Another lucky entrant will win a seat aboard the plane G-Force One, which provides passengers with a zero-gravity experience. That prize is worth about $5,000.
Armadillo's vehicle isn't quite ready to carry people to space yet, which explains why the launch date isn't set.
Suborbital space race
Armadillo and Space Adventures aren't the only players in the suborbital spaceflight arena. Indeed, a private space race seems to be developing, with multiple firms gearing up to carry tourists and scientists to suborbital space.

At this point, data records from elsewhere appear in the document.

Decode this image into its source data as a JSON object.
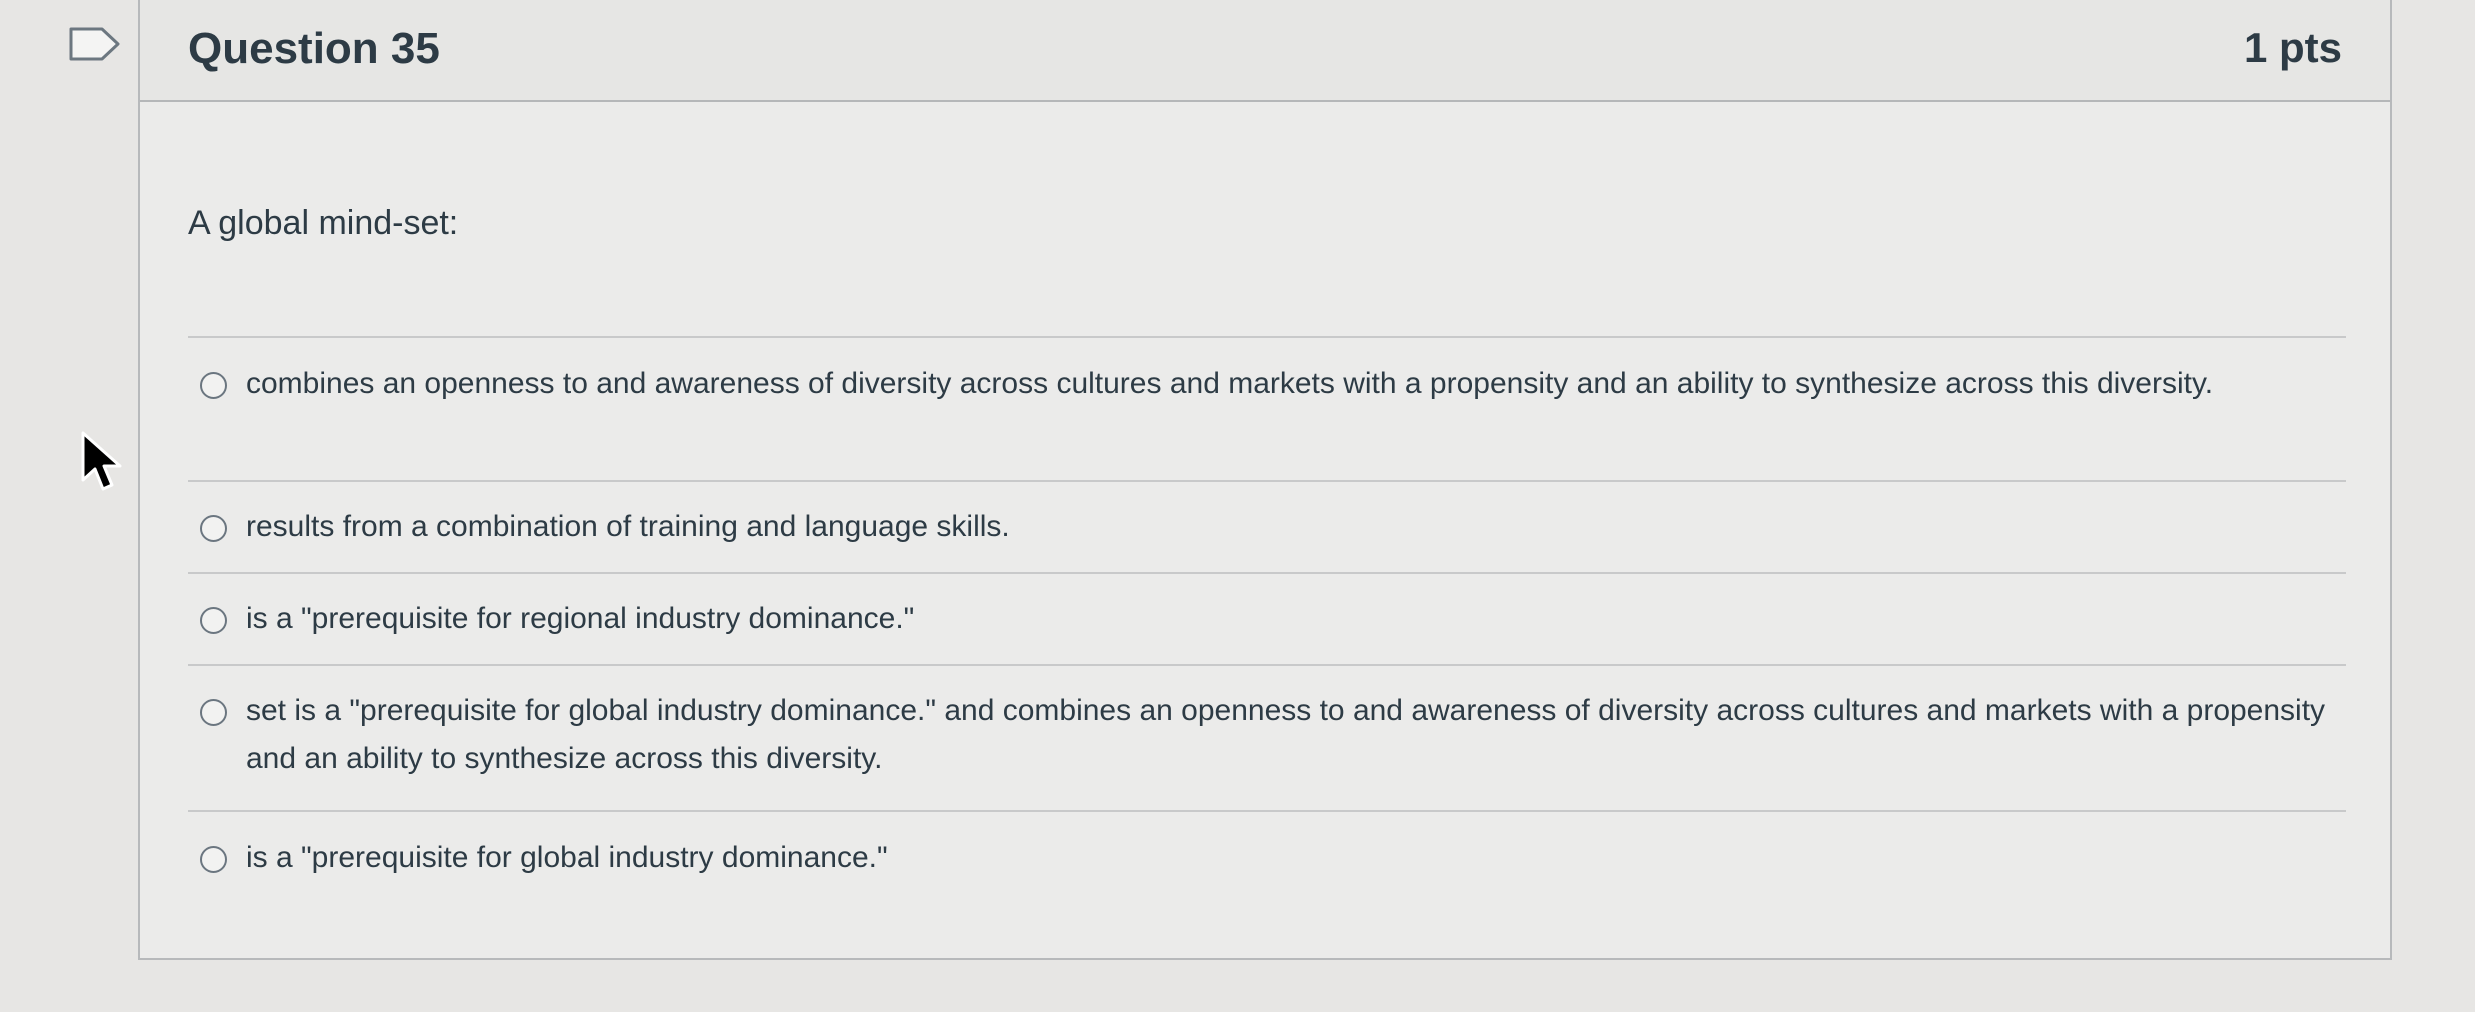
{
  "icons": {
    "flag": "flag-question-icon",
    "cursor": "arrow-cursor-icon"
  },
  "question": {
    "title": "Question 35",
    "points": "1 pts",
    "text": "A global mind-set:"
  },
  "answers": [
    {
      "label": "combines an openness to and awareness of diversity across cultures and markets with a propensity and an ability to synthesize across this diversity.",
      "selected": false
    },
    {
      "label": "results from a combination of training and language skills.",
      "selected": false
    },
    {
      "label": "is a \"prerequisite for regional industry dominance.\"",
      "selected": false
    },
    {
      "label": "set is a \"prerequisite for global industry dominance.\" and combines an openness to and awareness of diversity across cultures and markets with a propensity and an ability to synthesize across this diversity.",
      "selected": false
    },
    {
      "label": "is a \"prerequisite for global industry dominance.\"",
      "selected": false
    }
  ]
}
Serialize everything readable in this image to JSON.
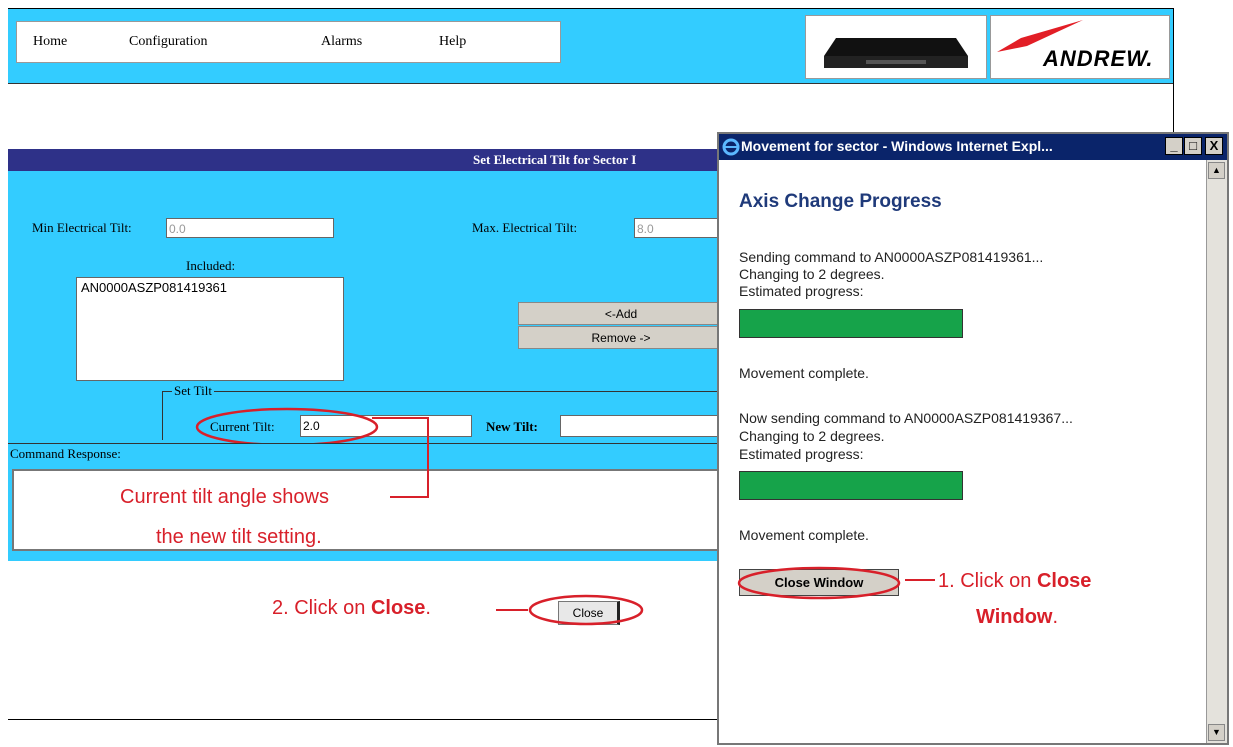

Virgin Galactic, for example, is charging $200,000 per seat aboard its SpaceShipTwo vehicle and should be making manned flights by next year, company officials have said. XCOR Aerospace says its two-seat Lynx craft should be making test flights by next fall. Seats aboard that rocket ship will run $95,000.
And the secretive company Blue Origin, founded by Amazon.com CEO Jeff Bezos, is developing its own vehicle, which is called New Shepard.
The Space Needle is sponsoring the competition to celebrate its 50th anniversary, which comes next year. Space Adventures is the only firm to have sent private citizens to space. The company has sent seven people on eight flights to the International Space Station, using Russian Soyuz spaceships.
Those orbital tourists trips are much pricier than suborbital jaunts; ticket prices for the eight flights are thought to have ranged from $20 million to $35 million.